The current study reported the range of outcome measurement instruments used for the most frequently reported outcomes. Validated measures were largely used for outcomes such as incontinence and quality of life, allowing the benefit of comparison across studies, as well as with other chronic health conditions [41]. However, the broad range of validated measures across studies for AF makes it difficult to compare these specific outcomes across interventions. This supports the need for a systematic method of selecting appropriate Outcome Measurement Instruments (OMIs) once the final COS is established [7, 42]. Furthermore, most measurement instruments of quality of life were generic. Disease-specific measures are known to be more sensitive to change and can directly detect the specific concerns of particular clinical groups, which may be underrepresented in generic measurement instruments [43]. Planned qualitative work will help to determine whether the concerns of patients with AF are adequately addressed by these instruments, or whether the development of a disease-specific Patient-Reported Outcome Measure (PROM) is needed.

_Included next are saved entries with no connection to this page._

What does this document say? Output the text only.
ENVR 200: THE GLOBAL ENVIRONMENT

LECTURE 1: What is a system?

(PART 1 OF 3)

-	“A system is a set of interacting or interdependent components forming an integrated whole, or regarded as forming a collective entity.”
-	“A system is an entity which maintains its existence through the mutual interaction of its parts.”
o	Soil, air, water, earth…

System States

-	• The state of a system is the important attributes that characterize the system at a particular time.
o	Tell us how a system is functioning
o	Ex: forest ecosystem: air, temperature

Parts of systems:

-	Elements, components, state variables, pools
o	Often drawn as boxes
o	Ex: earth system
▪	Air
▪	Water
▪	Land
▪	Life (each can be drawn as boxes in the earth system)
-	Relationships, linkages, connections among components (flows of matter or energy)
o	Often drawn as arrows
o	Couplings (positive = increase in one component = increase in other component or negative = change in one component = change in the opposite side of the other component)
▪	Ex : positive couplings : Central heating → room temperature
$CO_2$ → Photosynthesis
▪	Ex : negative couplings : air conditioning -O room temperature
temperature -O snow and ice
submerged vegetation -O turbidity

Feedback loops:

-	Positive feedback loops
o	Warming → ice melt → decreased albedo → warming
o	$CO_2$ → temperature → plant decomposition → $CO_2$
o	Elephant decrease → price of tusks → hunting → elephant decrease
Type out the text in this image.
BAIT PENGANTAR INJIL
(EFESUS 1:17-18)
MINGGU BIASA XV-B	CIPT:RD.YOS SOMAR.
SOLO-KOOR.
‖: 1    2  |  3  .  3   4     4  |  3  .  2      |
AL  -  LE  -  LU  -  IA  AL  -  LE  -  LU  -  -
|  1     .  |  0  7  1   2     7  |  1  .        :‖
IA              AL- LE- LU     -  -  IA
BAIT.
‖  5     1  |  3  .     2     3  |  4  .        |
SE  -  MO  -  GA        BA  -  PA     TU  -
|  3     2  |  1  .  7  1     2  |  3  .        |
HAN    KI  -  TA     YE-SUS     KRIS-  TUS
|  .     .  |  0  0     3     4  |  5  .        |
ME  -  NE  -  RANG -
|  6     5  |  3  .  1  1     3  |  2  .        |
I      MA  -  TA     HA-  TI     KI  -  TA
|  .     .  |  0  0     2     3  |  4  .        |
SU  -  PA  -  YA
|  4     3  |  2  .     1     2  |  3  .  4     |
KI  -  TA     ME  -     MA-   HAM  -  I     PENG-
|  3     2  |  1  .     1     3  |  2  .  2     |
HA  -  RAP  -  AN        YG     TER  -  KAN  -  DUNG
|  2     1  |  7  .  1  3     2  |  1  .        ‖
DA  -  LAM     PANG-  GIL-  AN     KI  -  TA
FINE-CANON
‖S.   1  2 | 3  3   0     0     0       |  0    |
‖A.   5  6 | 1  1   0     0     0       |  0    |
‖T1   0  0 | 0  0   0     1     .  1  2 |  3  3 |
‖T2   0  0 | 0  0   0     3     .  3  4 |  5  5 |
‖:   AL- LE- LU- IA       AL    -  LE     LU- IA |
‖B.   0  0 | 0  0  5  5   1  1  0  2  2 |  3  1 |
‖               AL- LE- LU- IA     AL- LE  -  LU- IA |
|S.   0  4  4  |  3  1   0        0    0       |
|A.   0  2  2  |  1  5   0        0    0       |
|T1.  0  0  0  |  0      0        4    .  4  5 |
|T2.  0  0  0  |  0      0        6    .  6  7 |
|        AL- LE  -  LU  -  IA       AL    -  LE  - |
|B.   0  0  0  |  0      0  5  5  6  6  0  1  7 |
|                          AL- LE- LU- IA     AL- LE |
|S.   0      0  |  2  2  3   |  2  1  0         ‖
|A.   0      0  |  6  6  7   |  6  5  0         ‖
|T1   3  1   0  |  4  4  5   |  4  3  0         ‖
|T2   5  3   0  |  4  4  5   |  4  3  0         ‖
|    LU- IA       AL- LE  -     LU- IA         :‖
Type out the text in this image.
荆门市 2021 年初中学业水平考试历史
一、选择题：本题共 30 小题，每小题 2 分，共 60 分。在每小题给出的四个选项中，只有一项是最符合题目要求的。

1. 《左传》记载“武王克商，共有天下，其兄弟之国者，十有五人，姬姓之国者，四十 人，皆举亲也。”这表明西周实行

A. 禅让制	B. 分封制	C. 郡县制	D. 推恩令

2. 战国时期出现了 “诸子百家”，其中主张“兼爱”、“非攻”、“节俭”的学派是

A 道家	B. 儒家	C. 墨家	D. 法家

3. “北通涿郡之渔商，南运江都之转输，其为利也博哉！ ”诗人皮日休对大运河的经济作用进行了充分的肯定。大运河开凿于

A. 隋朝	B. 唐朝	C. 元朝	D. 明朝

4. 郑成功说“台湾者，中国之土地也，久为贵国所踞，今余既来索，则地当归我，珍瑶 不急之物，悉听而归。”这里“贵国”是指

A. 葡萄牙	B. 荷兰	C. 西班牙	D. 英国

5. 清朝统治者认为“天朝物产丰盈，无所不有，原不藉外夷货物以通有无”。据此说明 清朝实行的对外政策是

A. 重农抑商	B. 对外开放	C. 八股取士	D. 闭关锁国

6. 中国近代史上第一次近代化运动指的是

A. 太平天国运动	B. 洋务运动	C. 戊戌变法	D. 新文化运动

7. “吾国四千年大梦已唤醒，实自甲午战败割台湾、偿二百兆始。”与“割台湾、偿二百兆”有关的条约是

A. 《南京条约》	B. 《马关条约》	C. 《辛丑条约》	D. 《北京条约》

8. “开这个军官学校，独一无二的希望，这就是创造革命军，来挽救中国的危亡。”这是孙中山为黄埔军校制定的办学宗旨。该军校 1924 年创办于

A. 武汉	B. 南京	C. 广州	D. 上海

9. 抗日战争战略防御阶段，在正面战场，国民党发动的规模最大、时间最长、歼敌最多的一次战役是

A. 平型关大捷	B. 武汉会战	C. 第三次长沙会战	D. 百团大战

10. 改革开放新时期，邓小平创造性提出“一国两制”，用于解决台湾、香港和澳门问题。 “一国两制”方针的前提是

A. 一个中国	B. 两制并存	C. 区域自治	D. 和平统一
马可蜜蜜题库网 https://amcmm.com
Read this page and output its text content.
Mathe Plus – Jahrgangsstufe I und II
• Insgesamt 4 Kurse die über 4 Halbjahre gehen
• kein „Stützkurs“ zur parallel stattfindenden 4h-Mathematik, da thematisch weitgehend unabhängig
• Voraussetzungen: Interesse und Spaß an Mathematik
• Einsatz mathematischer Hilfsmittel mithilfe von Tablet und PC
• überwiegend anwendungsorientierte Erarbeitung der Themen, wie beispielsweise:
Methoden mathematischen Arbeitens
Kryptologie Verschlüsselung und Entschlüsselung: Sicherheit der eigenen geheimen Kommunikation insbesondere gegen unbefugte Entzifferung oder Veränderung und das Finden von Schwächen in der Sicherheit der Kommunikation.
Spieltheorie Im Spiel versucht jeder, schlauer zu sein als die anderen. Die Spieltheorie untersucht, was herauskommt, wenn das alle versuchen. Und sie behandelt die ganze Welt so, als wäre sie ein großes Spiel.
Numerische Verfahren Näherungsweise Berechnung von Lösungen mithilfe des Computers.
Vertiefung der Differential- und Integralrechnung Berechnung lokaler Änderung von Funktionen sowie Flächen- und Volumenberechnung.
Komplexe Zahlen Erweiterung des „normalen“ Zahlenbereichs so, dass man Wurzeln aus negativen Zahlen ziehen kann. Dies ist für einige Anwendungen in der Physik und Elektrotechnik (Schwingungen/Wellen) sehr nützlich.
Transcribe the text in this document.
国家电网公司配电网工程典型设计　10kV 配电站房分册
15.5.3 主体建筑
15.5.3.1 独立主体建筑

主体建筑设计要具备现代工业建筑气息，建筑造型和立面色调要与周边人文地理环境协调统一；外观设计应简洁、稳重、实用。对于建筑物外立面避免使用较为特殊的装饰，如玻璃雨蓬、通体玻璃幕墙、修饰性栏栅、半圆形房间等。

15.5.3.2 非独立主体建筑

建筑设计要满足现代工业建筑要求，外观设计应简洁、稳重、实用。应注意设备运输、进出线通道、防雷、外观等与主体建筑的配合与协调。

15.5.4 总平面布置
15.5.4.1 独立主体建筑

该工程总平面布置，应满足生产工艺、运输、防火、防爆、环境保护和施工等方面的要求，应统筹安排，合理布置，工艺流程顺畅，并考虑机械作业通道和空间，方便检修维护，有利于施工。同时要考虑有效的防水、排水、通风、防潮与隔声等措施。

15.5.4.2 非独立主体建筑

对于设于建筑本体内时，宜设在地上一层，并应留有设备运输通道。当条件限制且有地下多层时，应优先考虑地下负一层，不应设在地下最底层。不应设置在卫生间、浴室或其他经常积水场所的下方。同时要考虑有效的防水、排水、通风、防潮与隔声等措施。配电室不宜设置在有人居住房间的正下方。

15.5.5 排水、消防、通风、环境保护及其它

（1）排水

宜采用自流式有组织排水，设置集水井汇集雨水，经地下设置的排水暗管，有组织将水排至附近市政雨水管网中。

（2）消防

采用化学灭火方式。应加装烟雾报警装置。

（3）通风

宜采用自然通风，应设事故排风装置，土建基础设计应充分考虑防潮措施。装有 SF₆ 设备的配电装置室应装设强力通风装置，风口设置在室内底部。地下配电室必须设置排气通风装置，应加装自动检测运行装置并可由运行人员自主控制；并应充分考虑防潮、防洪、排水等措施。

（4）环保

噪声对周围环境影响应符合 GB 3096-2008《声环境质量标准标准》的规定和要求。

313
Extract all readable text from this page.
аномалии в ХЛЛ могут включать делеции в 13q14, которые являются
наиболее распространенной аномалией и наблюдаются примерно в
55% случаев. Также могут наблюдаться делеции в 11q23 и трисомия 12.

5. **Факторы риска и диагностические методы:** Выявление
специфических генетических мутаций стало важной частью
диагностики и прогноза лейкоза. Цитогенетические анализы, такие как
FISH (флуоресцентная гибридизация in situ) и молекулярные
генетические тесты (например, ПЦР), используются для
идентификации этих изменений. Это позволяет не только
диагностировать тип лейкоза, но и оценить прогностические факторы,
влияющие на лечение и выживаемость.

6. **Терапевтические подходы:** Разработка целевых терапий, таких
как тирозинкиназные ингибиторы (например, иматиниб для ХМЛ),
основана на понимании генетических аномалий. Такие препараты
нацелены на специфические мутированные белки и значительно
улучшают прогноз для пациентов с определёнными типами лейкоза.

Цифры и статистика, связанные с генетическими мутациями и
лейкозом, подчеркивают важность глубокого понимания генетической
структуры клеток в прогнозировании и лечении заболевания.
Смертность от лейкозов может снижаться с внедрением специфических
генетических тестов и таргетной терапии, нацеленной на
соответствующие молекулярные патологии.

The strength of this systematic review is that with the range of studies reviewed, it is well placed to inform a long list of items for the development of a COS. However, it is limited by the lack of outcomes related to the quality of life, suggesting that the additional qualitative feedback from patients required by COMET to supplement this longlist is crucial. Although it is possible that not all relevant studies have been captured due to the eligibility criteria used, the sheer number of outcomes extracted from the included studies make it likely that saturation has been reached and that any additional outcomes would be procedure specific, and, therefore, not eligible for a generic COS representing a minimum set of outcomes to be adopted by all studies, regardless of intervention used. A further limitation is the English language inclusion criterion, although no abstracts or full texts were excluded based on the language criterion alone, rather they studied the wrong population or were review articles or commentaries. The lack of non-English papers may limit the generalisability of these findings across cultural and ethnic groups. This may be effectively countered through the subsequent longlisting and consensus processes, which will include a broad ethnic and cultural diversity.

Conclusions

This systematic review highlights the need for consensus amongst researchers and clinicians regarding the outcomes that are essential in determining successful fistula treatment, and how they should be defined and measured. The underrepresentation of outcomes relating to the quality of life needs to be challenged, and qualitative exploration of the patient experience, as well as active engagement of patients in determining a COS are crucial.